Siegt das Reisefieber oder das Corona-Virus?

Da stehst du, geliebtes VW-Büssli, startklar in der Einfahrt unserer Garage.
74 178 Kilometer waren wir schon unterwegs mit dir. Als reisehungriges Paar parkierten wir dich in den letzten Jahren vor englischen Schlössern, in finnischen Wäldern, an korsischen Stränden, bei schwedischen Naturparks, in italienischen Dörfern, an irischen Klippen, auf Open-Air-Parkplätzen, mitten im Jura, bei schottischen Whisky-Destillerien, auf Camping-Plätzen neben riesigen Wohnmobilen und auf den Lofoten. Du bist Fähre gefahren, wurdest einmal abgeschleppt und einmal hinterlistig aufgebrochen. So manches Menü kochten wir auf deinem kleinen Herd und schauten durchs Fenster des Aufstelldachs, wie die Sonne untergeht.

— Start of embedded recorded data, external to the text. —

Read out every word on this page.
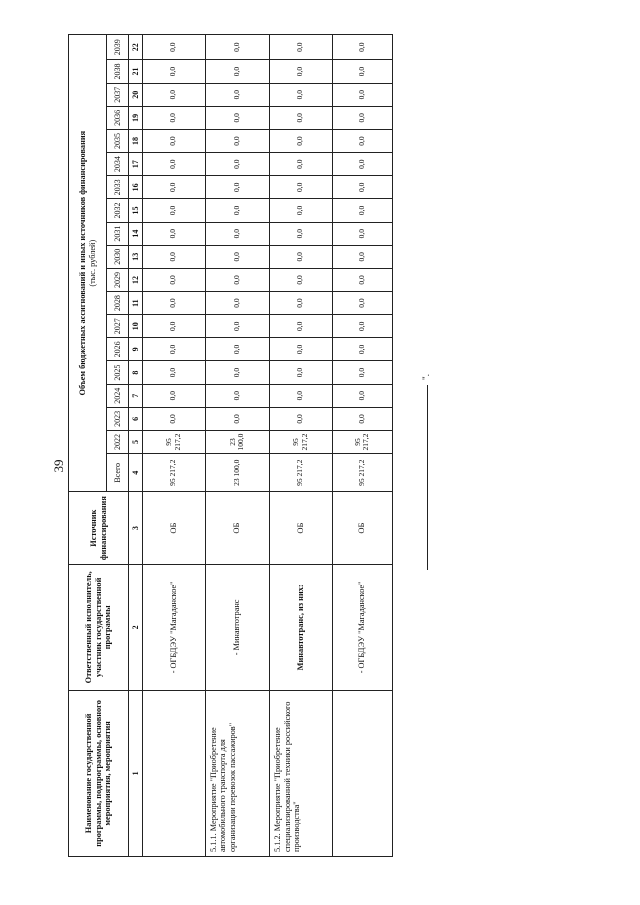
39
".
Наименование государственной программы, подпрограммы, основного мероприятия, мероприятия	Ответственный исполнитель, участник государственной программы	Источник финансирования	Объем бюджетных ассигнований и иных источников финансирования
(тыс. рублей)																		
			Всего	2022	2023	2024	2025	2026	2027	2028	2029	2030	2031	2032	2033	2034	2035	2036	2037	2038	2039
1	2	3	4	5	6	7	8	9	10	11	12	13	14	15	16	17	18	19	20	21	22
	- ОГБДЭУ "Магаданское"	ОБ	95 217,2	95 217,2	0,0	0,0	0,0	0,0	0,0	0,0	0,0	0,0	0,0	0,0	0,0	0,0	0,0	0,0	0,0	0,0	0,0
5.1.1. Мероприятие "Приобретение автомобильного транспорта для организации перевозок пассажиров"	- Минавтотранс	ОБ	23 100,0	23 100,0	0,0	0,0	0,0	0,0	0,0	0,0	0,0	0,0	0,0	0,0	0,0	0,0	0,0	0,0	0,0	0,0	0,0
5.1.2. Мероприятие "Приобретение специализированной техники российского производства"	Минавтотранс, из них:	ОБ	95 217,2	95 217,2	0,0	0,0	0,0	0,0	0,0	0,0	0,0	0,0	0,0	0,0	0,0	0,0	0,0	0,0	0,0	0,0	0,0
	- ОГБДЭУ "Магаданское"	ОБ	95 217,2	95 217,2	0,0	0,0	0,0	0,0	0,0	0,0	0,0	0,0	0,0	0,0	0,0	0,0	0,0	0,0	0,0	0,0	0,0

Diesen Sommer solltest du für drei Monate zu unserem temporären, kleinen, mobilen Zuhause werden. Zu viert wollten wir nach Schweden, unseren Töchtern Rentiere, Städtchen, die Natur und ein Leben zeigen, das simpel und wunderbar ist. Die Dispensation unserer Kindergärtnerin ist bewilligt, unser unbezahlter Urlaub auch, für unser Haus hätten wir Untermieter gehabt, zu Weihnachten gab es für alle warme Schlafsäcke und mit jedem Tag wuchs die Vorfreude auf eine einmalige Familienzeit.

Dann kam Corona. Geschlossene Grenzen, Ausgangssperren, böse Viren überall – was wird aus unserer Reise? Als Optimisten hoffen wir, dass sich die Lage schneller entschärft, als zu befürchten ist. Trotzdem denken wir darüber nach, was sein wird, wenn wir nicht losfahren können im Mai – weil das Virus noch zirkuliert oder wir uns oder andere irgendwie gefährden könnten.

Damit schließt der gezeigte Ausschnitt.